I heard someone reference this period of pandemic quarantine as “a pause” in normal life.
I don’t see it that way.
Life is still plugging along, thank you very much, and for many people it’s much more difficult. Having to combine full-time parenting with full-time employment with full-time figuring out how to live confined from others… hey, we’re Unitarians. We’ve already rejected the math that 1+1+1=1. (A little non-Trinitarian joke for you theology geeks.)
A UU religious educator colleague, Tim Atkins, found the above graphic from the 1918 pandemic. It was warming to me, to see that even then, we were taking our value of social responsibility seriously.
But this is not 1918 — thank goodness! And Live Oak will not “remain closed,” because we never closed. We are more active today than we were 2 months ago, with opportunities to connect practically every day of the week – with more to come. We are not meeting in person, and despite our governor’s willingness to make Texas a guinea pig for assessing covid-19 risk through increased physical contact, Live Oak will not be gathering in person for some time, because like the members of Grace Universalist in 1918, we want to do what we can to save the lives of the most vulnerable, among us, and in the larger community.

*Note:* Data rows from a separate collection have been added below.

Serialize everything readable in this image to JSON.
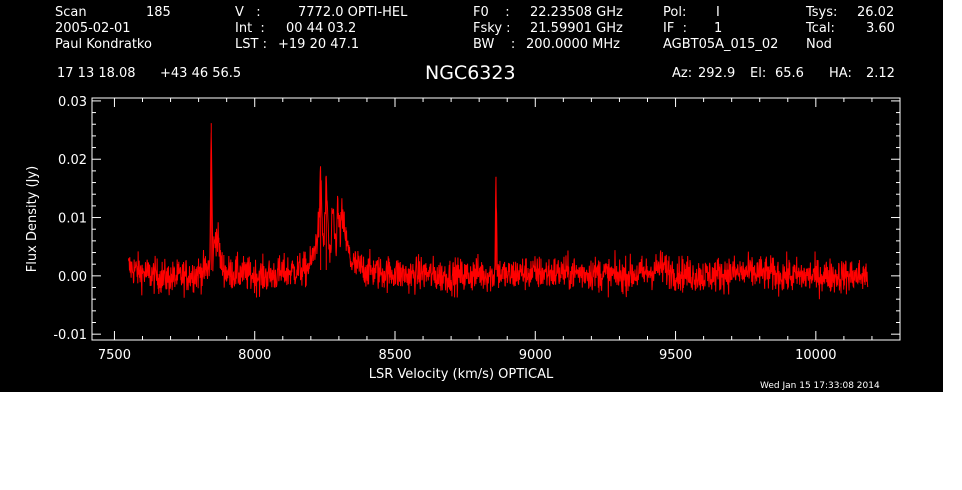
{
  "header": {
    "scan_label": "Scan",
    "scan_value": "185",
    "date": "2005-02-01",
    "observer": "Paul Kondratko",
    "v_label": "V   :",
    "v_value": "7772.0 OPTI-HEL",
    "int_label": "Int  :",
    "int_value": "00 44 03.2",
    "lst_label": "LST :",
    "lst_value": "+19 20 47.1",
    "f0_label": "F0    :",
    "f0_value": "22.23508 GHz",
    "fsky_label": "Fsky :",
    "fsky_value": "21.59901 GHz",
    "bw_label": "BW    :",
    "bw_value": "200.0000 MHz",
    "pol_label": "Pol:",
    "pol_value": "I",
    "if_label": "IF  :",
    "if_value": "1",
    "project": "AGBT05A_015_02",
    "tsys_label": "Tsys:",
    "tsys_value": "26.02",
    "tcal_label": "Tcal:",
    "tcal_value": "3.60",
    "mode": "Nod",
    "ra": "17 13 18.08",
    "dec": "+43 46 56.5",
    "object": "NGC6323",
    "az_label": "Az:",
    "az_value": "292.9",
    "el_label": "El:",
    "el_value": "65.6",
    "ha_label": "HA:",
    "ha_value": "2.12",
    "timestamp": "Wed Jan 15 17:33:08 2014"
  },
  "colors": {
    "background": "#000000",
    "foreground": "#ffffff",
    "spectrum": "#ff0000"
  },
  "chart_data": {
    "type": "line",
    "title": "NGC6323",
    "xlabel": "LSR Velocity (km/s) OPTICAL",
    "ylabel": "Flux Density (Jy)",
    "xlim": [
      7420,
      10300
    ],
    "ylim": [
      -0.011,
      0.0305
    ],
    "xticks": [
      7500,
      8000,
      8500,
      9000,
      9500,
      10000
    ],
    "yticks": [
      -0.01,
      0.0,
      0.01,
      0.02,
      0.03
    ],
    "ytick_labels": [
      "-0.01",
      "0.00",
      "0.01",
      "0.02",
      "0.03"
    ],
    "grid": false,
    "noise_rms": 0.0015,
    "series": [
      {
        "x": [
          7550,
          7600,
          7650,
          7700,
          7750,
          7800,
          7830,
          7840,
          7845,
          7850,
          7860,
          7870,
          7880,
          7900,
          7950,
          8000,
          8050,
          8100,
          8150,
          8180,
          8200,
          8210,
          8220,
          8230,
          8235,
          8240,
          8245,
          8250,
          8255,
          8260,
          8265,
          8270,
          8275,
          8280,
          8285,
          8290,
          8295,
          8300,
          8305,
          8310,
          8315,
          8320,
          8325,
          8330,
          8335,
          8340,
          8350,
          8370,
          8400,
          8450,
          8500,
          8550,
          8600,
          8650,
          8700,
          8750,
          8800,
          8850,
          8855,
          8860,
          8865,
          8870,
          8900,
          8950,
          9000,
          9100,
          9200,
          9300,
          9400,
          9450,
          9500,
          9600,
          9700,
          9800,
          9900,
          10000,
          10100,
          10185
        ],
        "y": [
          0.0015,
          0.0005,
          0.0,
          -0.0005,
          0.0,
          0.0005,
          0.001,
          0.002,
          0.0262,
          0.003,
          0.007,
          0.006,
          0.002,
          0.0005,
          0.0005,
          0.0,
          0.0,
          0.0005,
          0.001,
          0.001,
          0.002,
          0.004,
          0.006,
          0.009,
          0.018,
          0.01,
          0.005,
          0.009,
          0.016,
          0.011,
          0.004,
          0.003,
          0.008,
          0.011,
          0.007,
          0.005,
          0.012,
          0.009,
          0.007,
          0.011,
          0.008,
          0.009,
          0.006,
          0.005,
          0.004,
          0.003,
          0.002,
          0.0015,
          0.001,
          0.0005,
          0.0005,
          0.0,
          0.0005,
          0.0,
          0.0,
          0.0,
          0.0005,
          0.0,
          0.0,
          0.017,
          0.0,
          0.0005,
          0.0,
          0.0005,
          0.0005,
          0.0005,
          0.0005,
          0.0,
          0.0005,
          0.0015,
          0.0005,
          0.0,
          0.0005,
          0.0005,
          0.0,
          0.0,
          0.0,
          0.0
        ]
      }
    ]
  }
}
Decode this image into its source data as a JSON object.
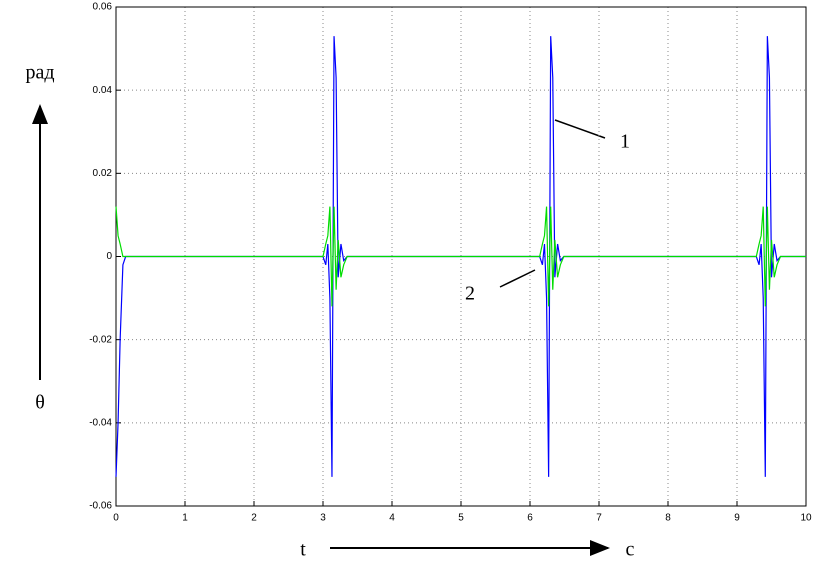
{
  "chart_data": {
    "type": "line",
    "x": [
      0,
      0.03,
      0.06,
      0.1,
      0.14,
      3.0,
      3.04,
      3.07,
      3.1,
      3.13,
      3.16,
      3.19,
      3.22,
      3.26,
      3.3,
      3.35,
      6.14,
      6.18,
      6.21,
      6.24,
      6.27,
      6.3,
      6.33,
      6.36,
      6.4,
      6.44,
      6.49,
      9.28,
      9.32,
      9.35,
      9.38,
      9.41,
      9.44,
      9.47,
      9.5,
      9.54,
      9.58,
      9.63,
      10
    ],
    "series": [
      {
        "name": "1",
        "color": "#0000ff",
        "values": [
          -0.053,
          -0.04,
          -0.02,
          -0.002,
          0,
          0,
          -0.002,
          0.003,
          -0.01,
          -0.053,
          0.053,
          0.043,
          -0.005,
          0.003,
          -0.001,
          0,
          0,
          -0.002,
          0.003,
          -0.01,
          -0.053,
          0.053,
          0.043,
          -0.005,
          0.003,
          -0.001,
          0,
          0,
          -0.002,
          0.003,
          -0.01,
          -0.053,
          0.053,
          0.043,
          -0.005,
          0.003,
          -0.001,
          0,
          0
        ]
      },
      {
        "name": "2",
        "color": "#00dd00",
        "values": [
          0.012,
          0.005,
          0.003,
          0,
          0,
          0,
          0.003,
          0.005,
          0.012,
          -0.012,
          0.012,
          -0.008,
          0.004,
          -0.005,
          -0.002,
          0,
          0,
          0.003,
          0.005,
          0.012,
          -0.012,
          0.012,
          -0.008,
          0.004,
          -0.005,
          -0.002,
          0,
          0,
          0.003,
          0.005,
          0.012,
          -0.012,
          0.012,
          -0.008,
          0.004,
          -0.005,
          -0.002,
          0,
          0
        ]
      }
    ],
    "xlim": [
      0,
      10
    ],
    "ylim": [
      -0.06,
      0.06
    ],
    "xticks": [
      0,
      1,
      2,
      3,
      4,
      5,
      6,
      7,
      8,
      9,
      10
    ],
    "yticks": [
      -0.06,
      -0.04,
      -0.02,
      0,
      0.02,
      0.04,
      0.06
    ],
    "grid": true,
    "ylabel": "рад",
    "ylabel_symbol": "θ",
    "xlabel": "t",
    "xlabel_unit": "c"
  }
}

Live Oak is not on pause. This time gives us challenges, true, but it’s also giving us the push to experiment with new technologies, and to renew our commitment to each other.
In one of the first sermons I gave at Live Oak, I referenced the fact that in the early church, “church” never meant a building. “The Church” meant the people. The congregation.
Live Oak UU Church has left the building, but we are not on pause, not on hiatus. We are more active than ever before. And we need you. We need your ideas, your heart, your dreams. For those who have a little more time on their hands than others, we need some of that time, as we continue doing the work of the church but in new ways. Your community needs you, and the world needs this community.
At Live Oak, we don’t go to church. We are the church.